Donald Trump, Hillary Clinton condemn violent white supremacists rally in #Charlottesville, Virginia

US President Donald Trump has condemned the violence at a white nationalist rally in Charlottesville, Virginia on Saturday.

Authorities had declared a state of emergency due to the clashes between those protesting the plans to remove a statue honouring Confederate general Robert E Lee from a Charlottesville park and counter-protesters.

At least one person was killed and 19 others were injured when a car rammed into a group of counter-protesters.


Trump on his Twitter page said Americans must all be united and shun violence.

He wrote, “We ALL must be united & condemn all that hate stands for. There is no place for this kind of violence in America. Lets come together as one!”

First Lady, Melania Trump also responded to the clash.

“Our country encourages freedom of speech, but let’s communicate w/o hate in our hearts. No good comes from violence. #Charlottesville,” she tweeted.

Former Secretary of State, Hillary Clinton also reacted to the violence.

“My heart is in Charlottesville today, and with everyone made to feel unsafe in their country. But the incitement of hatred that got us here is as real and condemnable as the white supremacists in our streets,” she tweeted.

“Every minute we allow this to persist through tacit encouragement or inaction is a disgrace, & corrosive to our values,” she added. “Now is the time for leaders to be strong in their words & deliberate in their actions. We will not step backward. If this is not who we are as Americans, let’s prove it.”



Hundreds of US white nationalists had rallied on Friday at the University of Virginia, protesting against plans to remove a statue of a confederate general.

The group waved torches and chanted "White lives matter" as they marched through the Charlottesville university.

Then a larger "Unite the Right" rally was held  in the city on Saturday.

The protesters are angered at the planned removal of a statue of General Robert E Lee from Charlottesville. Lee commanded forces of the pro-slavery Confederacy in the US Civil War.



Protest organiser Jason Kessler, who has previously accused the town of "anti-white hatred", described the event as an "incredible moment for white people who've had it up to here and aren't going to take it anymore".

The New York Times and Washington Post reported that the crowd chanted "You will not replace us" and "Jew will not replace us" during the event.

Demonstrators held lit torches - which some observers described as a reference to the Ku Klux Klan - and chanted "blood and soil" and "one people, one nation, end immigration".

The rally was met by a smaller group of counter protesters who had surrounded the university's statue of Thomas Jefferson, holding a banner that read "VA Students Act Against White Supremacy".

The protest was criticised by many local residents and politicians.

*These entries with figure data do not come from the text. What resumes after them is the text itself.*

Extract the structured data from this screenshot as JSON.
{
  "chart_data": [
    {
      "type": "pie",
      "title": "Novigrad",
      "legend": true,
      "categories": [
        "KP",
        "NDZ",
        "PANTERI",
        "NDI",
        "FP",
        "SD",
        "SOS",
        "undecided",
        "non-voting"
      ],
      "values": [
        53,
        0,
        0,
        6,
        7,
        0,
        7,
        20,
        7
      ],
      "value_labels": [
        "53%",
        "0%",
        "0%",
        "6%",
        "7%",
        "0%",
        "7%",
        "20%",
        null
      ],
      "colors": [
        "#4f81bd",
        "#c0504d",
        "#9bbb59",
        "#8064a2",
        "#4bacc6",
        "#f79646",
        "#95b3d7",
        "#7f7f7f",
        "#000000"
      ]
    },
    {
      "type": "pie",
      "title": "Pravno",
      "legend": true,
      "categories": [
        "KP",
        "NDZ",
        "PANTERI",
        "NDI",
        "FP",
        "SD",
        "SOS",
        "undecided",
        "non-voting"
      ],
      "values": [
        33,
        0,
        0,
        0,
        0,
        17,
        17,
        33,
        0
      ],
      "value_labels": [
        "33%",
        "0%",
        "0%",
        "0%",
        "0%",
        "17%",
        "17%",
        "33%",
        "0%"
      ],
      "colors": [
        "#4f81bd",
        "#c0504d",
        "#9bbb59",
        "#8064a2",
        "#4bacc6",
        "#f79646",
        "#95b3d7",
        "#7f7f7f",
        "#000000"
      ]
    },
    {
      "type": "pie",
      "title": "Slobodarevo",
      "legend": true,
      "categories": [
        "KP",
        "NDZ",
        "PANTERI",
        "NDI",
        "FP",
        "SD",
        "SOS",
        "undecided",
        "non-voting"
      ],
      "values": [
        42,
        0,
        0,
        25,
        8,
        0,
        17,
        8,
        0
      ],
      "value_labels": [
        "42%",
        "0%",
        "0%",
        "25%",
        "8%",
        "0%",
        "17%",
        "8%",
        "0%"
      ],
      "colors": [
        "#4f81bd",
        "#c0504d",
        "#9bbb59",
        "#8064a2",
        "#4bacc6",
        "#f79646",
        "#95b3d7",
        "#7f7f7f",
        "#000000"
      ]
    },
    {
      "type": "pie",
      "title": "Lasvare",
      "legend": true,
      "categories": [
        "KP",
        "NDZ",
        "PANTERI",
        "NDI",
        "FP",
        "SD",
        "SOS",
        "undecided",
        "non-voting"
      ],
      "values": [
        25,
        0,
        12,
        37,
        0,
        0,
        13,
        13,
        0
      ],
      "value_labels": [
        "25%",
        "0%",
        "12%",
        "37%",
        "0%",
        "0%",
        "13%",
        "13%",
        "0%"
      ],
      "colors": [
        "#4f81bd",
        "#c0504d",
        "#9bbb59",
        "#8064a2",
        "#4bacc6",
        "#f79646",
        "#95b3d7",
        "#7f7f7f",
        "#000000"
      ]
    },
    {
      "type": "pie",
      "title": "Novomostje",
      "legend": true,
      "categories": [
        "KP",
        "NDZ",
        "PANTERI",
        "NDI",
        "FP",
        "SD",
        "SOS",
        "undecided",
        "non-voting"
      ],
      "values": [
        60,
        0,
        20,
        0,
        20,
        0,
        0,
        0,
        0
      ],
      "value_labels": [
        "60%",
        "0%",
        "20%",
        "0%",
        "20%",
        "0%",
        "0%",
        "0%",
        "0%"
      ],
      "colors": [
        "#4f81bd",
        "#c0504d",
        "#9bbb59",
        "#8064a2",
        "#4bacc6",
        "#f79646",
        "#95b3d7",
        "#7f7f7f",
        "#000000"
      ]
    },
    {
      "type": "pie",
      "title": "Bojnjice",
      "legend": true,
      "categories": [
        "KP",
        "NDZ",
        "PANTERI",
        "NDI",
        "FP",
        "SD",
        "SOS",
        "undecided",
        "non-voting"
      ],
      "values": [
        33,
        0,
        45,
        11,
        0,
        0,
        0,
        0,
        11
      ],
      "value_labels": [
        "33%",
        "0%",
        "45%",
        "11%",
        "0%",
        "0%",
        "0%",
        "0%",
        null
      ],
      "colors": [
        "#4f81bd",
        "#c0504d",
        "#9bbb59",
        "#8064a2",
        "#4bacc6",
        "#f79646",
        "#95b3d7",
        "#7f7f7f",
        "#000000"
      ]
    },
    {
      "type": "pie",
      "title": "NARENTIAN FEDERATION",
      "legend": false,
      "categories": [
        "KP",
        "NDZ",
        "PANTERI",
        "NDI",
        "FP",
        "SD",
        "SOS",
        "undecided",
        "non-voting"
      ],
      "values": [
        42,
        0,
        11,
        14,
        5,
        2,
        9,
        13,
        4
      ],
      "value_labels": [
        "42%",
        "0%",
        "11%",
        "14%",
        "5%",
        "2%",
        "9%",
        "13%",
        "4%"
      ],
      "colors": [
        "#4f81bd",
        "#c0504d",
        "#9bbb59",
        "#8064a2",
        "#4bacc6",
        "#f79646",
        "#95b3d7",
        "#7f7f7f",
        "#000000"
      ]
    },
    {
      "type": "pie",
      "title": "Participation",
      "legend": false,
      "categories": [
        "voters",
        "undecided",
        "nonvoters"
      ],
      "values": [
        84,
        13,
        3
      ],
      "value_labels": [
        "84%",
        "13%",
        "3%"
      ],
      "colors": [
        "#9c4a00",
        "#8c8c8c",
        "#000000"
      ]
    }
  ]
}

Charlottesville mayor Mike Signer called the march "a cowardly parade of hatred, bigotry, racism and intolerance".

He wrote on Facebook : "Everyone has a right under the First Amendment to express their opinion peaceably, so here's mine: not only as the Mayor of Charlottesville, but as a UVA [University of Virginia] faculty member and alumnus,

I am beyond disgusted by this unsanctioned and despicable display of visual intimidation on a college campus."


Charlottesville is considered a liberal college town - and 86% of the county voted for Hillary Clinton in last year's presidential elections.

However, the town has become a focal point for white nationalists after the city council voted to remove a statue of General Lee.

Some observers also argue that US President Donald Trump's election to the White House re-energised the far right across the US.